Moscona combinou os dados do Banco Mundial com estatísticas do Armed Conflict Location and Event Data Project (ACLED), uma organização sem fins lucrativos que monitora a violência política. Isso permitiu que ele avaliasse como a qualidade da implementação dos projetos de ajuda — e até mesmo a qualidade da liderança dos projetos — influenciava os resultados locais.

Por exemplo, ao analisar as avaliações dos líderes de projetos do Banco Mundial, Moscona descobriu que a mudança de um líder de projeto no 25º percentil, em termos de frequência com que os projetos estão ligados a conflitos, para um no 75º percentil, aumenta as chances de conflito local em 15%.

“As magnitudes são bastante grandes, em termos da probabilidade de um conflito começar nas proximidades de um projeto”, observa Moscona.

A pesquisa de Moscona identificou vários outros aspectos da interação entre ajuda e conflito que se mantêm ao longo da região e do período analisado. O estabelecimento de programas de ajuda não parece levar a atividades estratégicas de longo prazo por parte de forças não governamentais, como a aquisição de terras ou o estabelecimento de bases rebeldes. Os efeitos também são maiores em áreas que sofreram violência política recente. E o conflito armado é mais intenso quando os recursos em jogo podem ser expropriados — como alimentos ou equipamentos médicos.

“O que mais importa é se você tiver mais recursos que possam ser desviados, como alimentos e equipamentos médicos que podem ser aproveitados, em vez de projetos de infraestrutura”, diz Moscona.

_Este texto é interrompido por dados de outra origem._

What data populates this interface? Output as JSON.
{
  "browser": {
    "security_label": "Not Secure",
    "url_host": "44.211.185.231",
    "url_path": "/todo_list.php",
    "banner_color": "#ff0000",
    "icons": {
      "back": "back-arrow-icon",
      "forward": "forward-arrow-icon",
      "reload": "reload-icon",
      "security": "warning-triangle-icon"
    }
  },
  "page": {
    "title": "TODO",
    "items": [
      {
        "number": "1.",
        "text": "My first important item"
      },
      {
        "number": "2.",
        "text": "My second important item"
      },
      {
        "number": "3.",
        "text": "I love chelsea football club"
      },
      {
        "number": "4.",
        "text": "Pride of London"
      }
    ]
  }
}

Conciliando os resultados anteriores

Moscona também identificou uma tendência clara nos dados sobre o momento da violência em relação à ajuda humanitária. Governos e outros grupos armados não se envolvem em muitos conflitos armados quando os programas de ajuda estão sendo implementados; é a própria chegada dos bens desejados que desencadeia a atividade violenta.

“Não se vê muito conflito quando os projetos estão a começar”, diz Moscona. “O conflito começa mesmo quando o dinheiro começa a chegar ou quando os recursos começam a fluir. O que está de acordo com a ideia de que o mecanismo relevante diz respeito aos recursos de ajuda e à sua apropriação indevida, em vez de grupos que tentam deslegitimar um projeto.”

Em suma, o estudo de Moscona encontra um mecanismo lógico que explica os resultados divergentes encontrados por outros pesquisadores em relação à ajuda humanitária e aos conflitos. Se os programas de ajuda não forem administrados com a mesma eficiência, é lógico que seus resultados também não serão idênticos.

“Não houve muito trabalho para fazer com que esses dois conjuntos de resultados dialogassem entre si”, diz Moscona. “Vejo isso menos como uma revogação dos resultados existentes e mais como uma forma de conciliar resultados e experiências diferentes.”

As conclusões de Moscona também podem demonstrar o valor da ajuda humanitária em geral — e fornecer ideias práticas para instituições como o Banco Mundial. Se uma melhor gestão faz tanta diferença, então a eficácia potencial dos programas de ajuda pode aumentar.

“Um dos objetivos é mudar a forma como se fala sobre ajuda humanitária”, diz Moscona. Os dados, segundo ele, mostram que o discurso público sobre ajuda humanitária pode ser “menos derrotista em relação às potenciais consequências negativas da ajuda e à ideia de que ela está fora do controle das pessoas que a administram”.